Personal information
- Full name: Harold Geoffrey Owen Owen-Smith
- Born: 18 February 1909 Rondebosch, Cape Town, South Africa
- Died: 28 February 1990 (aged 81) Rosebank, Cape Province, South Africa
- Batting: Right-handed
- Bowling: Legbreak

International information
- National side: South Africa;
- Test debut (cap 126): 15 June 1929 v England
- Last Test: 17 August 1929 v England

Domestic team information
- 1927/28–1949/50: Western Province
- 1931–1933: Oxford University
- 1935–1937: Middlesex

Career statistics
| Competition | Test | First-class |
| Matches | 5 | 101 |
| Runs scored | 252 | 4,059 |
| Batting average | 42.00 | 26.88 |
| 100s/50s | 1/1 | 3/23 |
| Top score | 129 | 168* |
| Balls bowled | 156 | 13,445 |
| Wickets | 0 | 319 |
| Bowling average | – | 23.22 |
| 5 wickets in innings | – | 20 |
| 10 wickets in match | – | 3 |
| Best bowling | – | 7/153 |
| Catches/stumpings | 4/– | 92/– |
- Source: Cricinfo, 7 August 2019

= Tuppy Owen-Smith =

England international rugby union player & S.African cricketer

Harold Geoffrey Owen Owen-Smith (18 February 1909 – 28 February 1990), known as Tuppy Smith, was a South African cricketer who played Test cricket for South Africa and a rugby player who played for and captained the England rugby union team. He was born in Rondebosch, Cape Town, and died at Rosebank, also in Cape Town.

==Early life==
Owen-Smith was educated at Diocesan College in Rondebosch and attended the University of Cape Town. An all-round athlete, he represented his school and university in cricket and rugby amongst other sports.

==Career==
Owen-Smith played cricket in 5 Tests in 1929 for South Africa, all during the tour of England, and was named Wisden Cricketer of the Year in 1930.

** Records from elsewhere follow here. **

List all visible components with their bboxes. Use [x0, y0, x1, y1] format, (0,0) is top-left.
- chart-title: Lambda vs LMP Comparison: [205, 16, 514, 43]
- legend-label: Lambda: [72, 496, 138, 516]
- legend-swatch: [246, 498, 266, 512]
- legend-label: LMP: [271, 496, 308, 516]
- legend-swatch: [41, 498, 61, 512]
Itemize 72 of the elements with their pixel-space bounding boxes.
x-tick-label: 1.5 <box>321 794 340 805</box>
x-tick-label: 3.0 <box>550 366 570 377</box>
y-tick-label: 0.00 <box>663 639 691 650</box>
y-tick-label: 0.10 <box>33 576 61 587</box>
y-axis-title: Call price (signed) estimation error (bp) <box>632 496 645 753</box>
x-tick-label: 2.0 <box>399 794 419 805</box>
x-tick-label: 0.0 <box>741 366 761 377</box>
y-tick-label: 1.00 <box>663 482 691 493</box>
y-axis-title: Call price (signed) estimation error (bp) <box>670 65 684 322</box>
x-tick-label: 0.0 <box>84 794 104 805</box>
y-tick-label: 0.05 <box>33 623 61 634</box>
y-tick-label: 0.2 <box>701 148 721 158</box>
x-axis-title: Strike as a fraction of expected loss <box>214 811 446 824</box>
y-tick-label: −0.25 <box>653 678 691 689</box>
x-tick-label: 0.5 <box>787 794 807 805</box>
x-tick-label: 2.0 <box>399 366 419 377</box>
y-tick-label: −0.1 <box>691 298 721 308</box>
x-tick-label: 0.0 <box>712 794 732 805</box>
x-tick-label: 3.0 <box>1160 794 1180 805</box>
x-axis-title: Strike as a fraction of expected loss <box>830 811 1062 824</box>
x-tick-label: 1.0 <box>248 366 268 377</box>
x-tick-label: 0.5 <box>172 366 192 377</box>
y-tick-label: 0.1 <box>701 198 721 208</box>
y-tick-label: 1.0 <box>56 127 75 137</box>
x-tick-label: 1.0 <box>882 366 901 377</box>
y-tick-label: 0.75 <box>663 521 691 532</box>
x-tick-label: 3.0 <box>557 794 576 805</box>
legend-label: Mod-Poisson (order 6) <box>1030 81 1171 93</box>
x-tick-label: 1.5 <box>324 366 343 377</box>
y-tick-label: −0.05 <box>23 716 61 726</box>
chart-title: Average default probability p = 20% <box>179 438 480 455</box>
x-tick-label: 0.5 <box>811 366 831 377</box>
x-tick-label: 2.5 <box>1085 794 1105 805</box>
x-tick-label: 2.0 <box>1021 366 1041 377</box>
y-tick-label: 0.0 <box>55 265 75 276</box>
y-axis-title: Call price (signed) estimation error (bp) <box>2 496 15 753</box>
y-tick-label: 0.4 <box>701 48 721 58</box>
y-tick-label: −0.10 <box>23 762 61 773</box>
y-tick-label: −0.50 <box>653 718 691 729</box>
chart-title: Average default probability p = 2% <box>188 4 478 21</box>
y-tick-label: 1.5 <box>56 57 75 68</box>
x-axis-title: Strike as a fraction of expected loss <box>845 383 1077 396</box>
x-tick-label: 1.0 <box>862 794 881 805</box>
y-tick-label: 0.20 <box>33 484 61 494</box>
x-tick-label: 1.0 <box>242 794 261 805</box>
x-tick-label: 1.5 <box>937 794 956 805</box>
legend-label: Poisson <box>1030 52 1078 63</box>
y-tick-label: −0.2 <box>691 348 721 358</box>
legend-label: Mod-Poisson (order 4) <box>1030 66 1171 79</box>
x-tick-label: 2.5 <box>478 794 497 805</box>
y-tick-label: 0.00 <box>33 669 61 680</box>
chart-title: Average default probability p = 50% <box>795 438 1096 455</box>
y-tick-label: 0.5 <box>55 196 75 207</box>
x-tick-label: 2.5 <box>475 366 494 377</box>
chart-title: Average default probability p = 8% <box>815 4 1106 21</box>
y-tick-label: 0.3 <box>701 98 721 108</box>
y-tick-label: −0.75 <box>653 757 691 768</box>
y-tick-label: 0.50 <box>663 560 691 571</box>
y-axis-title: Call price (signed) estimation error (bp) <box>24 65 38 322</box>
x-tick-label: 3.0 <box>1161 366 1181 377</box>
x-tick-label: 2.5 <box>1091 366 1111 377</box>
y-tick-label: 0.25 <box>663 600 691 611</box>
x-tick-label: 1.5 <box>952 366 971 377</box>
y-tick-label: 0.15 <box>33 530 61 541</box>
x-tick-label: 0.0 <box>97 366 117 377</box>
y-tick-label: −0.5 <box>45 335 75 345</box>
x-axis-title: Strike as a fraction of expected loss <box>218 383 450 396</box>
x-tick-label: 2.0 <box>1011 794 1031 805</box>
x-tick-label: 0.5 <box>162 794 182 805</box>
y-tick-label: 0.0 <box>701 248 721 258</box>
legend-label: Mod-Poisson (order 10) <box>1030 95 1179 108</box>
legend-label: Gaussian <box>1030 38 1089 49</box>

He was capped 10 times in rugby union by England from 1934 to 1937. He was captain throughout the 1937 Home Nations Championship, so he captained England three times. He is regarded as having been a fine attacking full-back and a great of the game. He also gained awards in boxing and athletics whilst at university in England. He played one match for Leicester Tigers against Waterloo F.C. in 1933.

==Medical career==
Owen-Smith studied medicine at Magdalen College, Oxford, on a Rhodes Scholarship and qualified as a physician at St Mary's Hospital Medical School. While at Oxford, he continued playing rugby and cricket for his university. After completing his degree he went back to South Africa and was a long-serving and much loved general practitioner, largely working from his home in Rondebosch.

==Family==
His son, Michael Owen-Smith, is a South African journalist who served as the media manager for Cricket South Africa from 2007 to 2010.